Tehran and the Caspian
Tehran is a rapidly modernising metropolis of 12-15 million
spread over an increasingly smog-choked valley. The city itself is fairly
young, having been settled after the Mongols had razed the older sometime
capital nearby of Ra’ay. During the Ottoman period in Turkey, the capital had
been at Isfahan for security reasons. So Tehran has lots of museums but no
antique monuments. The major timemark is therefore the flight of Shah Reza
Pahlavi in 1979 and the subsequent Revolution that brought the Islamic Republic
into being. Since then, Tehran has rapidly increased in size. As urbanisation and an educated middle class
increases, the streets and freeways struggle to keep up with the increasing
number of cars. An embryonic metro system relieves only some of the pressure.
A very long bus ride
took us to the port of Bandar-Anzali on the Caspian Sea by way of Chalus, the nearest
point on the Sea as a crow with an oxygen mask might fly from Tehran. The 170
km road winds up a long, steep sided valley to a pass at about 3400M and then
winds down the other side just as quickly. Dramatic gorges and precipitous
hillsides spectacularly tamed by Irani engineers in 1924 so that Shah Mohammed
Pahlavi could reach his seaside villa on the Caspian. We followed a long and
slowly snaking string of cars and the occasional bus (no trucks allowed) up the
narrow road until a one-way section had been cleared soon after reaching the top.
The traffic was heavy because it was the last long weekend of the school
holidays and everyone wanted to visit the Caspian. So family parties were
picnicing in every conceivable spot on the roadside and beside nearby rushing
streams, catered for by numerous teahouses. Hotels and shops and a few high-rise
condos now cram the seaside where the Shah and a few wealthy favourites had
isolated grand villas. We wondered why we were there.
The seaward side of these massively high
mountains are green and rainy in comparison to the dry semi-desert of Tehran.
Rice paddies and tea gardens supplement fruit growing. The Caspian is 1000M deep
close off shore and shelters the caviar sturgeon. Mountain streams have brook
trout and the whole environment is lush with growth. We visited a mountain
village, Masuleh, together with about 5000 other (local) tourists, all happy
and relaxed. They were more than happy to have their picture taken and to take
ours, to welcome us to Iran (most of our tour group is American) and invite us
to dance to happy handclaps.
A warm and friendly welcome by a happy people.
Women in head-scarves and a huge variety of dress from coloured tunics and
tight trousers to full chador in all the colours of the rainbbow, sometimes on
one person, with happy kids in tow. The speciality of the village has been
forest produce in various forms of preservation including herbal teas, fruit
leathers, pomegranite pastes, pickling spices and pickled garlic. People were
very ready to engage and we enjoyed ourselves immensely.
Then returning through a lower pass up wide
valleys where rice paddies gave way to olive tree orchards and then broad acre
wheat plantings.
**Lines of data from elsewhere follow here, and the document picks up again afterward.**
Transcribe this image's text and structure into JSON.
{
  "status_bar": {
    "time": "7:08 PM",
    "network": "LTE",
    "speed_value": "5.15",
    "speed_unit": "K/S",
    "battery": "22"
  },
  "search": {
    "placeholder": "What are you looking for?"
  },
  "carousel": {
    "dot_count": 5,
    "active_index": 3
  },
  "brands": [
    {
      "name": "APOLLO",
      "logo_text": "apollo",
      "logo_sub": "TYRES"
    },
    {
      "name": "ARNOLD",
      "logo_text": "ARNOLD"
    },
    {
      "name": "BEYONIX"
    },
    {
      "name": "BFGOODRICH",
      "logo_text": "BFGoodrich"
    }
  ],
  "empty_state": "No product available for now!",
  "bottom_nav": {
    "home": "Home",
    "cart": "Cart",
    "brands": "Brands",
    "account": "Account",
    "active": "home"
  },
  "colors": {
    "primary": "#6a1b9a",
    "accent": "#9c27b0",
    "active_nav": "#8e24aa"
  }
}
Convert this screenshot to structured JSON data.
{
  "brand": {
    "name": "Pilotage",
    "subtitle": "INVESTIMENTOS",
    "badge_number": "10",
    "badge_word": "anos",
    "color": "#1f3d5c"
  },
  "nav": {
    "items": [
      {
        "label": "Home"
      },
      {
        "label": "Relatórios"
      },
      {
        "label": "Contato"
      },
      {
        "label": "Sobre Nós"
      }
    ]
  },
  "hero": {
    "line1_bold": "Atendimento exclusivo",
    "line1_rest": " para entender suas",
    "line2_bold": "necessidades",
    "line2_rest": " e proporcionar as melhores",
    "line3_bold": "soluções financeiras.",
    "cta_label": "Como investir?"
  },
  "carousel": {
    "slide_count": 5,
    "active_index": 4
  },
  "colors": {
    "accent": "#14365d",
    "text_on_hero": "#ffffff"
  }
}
At Qazvin we visited a shrine to Hossein, one of the Shia holy
men related to Mohammed. The shrine glittered inside from every surface in cut
and decorative mirrors, lit by a great golden chandelier and a few other
lights. Quite different from the somewhat morbid saints relics in medieval Latin
cathedrals, but providing a secure place for the faithful to bring their
problems in prayer. The castles of the Assassins were nearby on inaccessible
crags, but they ve long since been dispersed by the Mongols.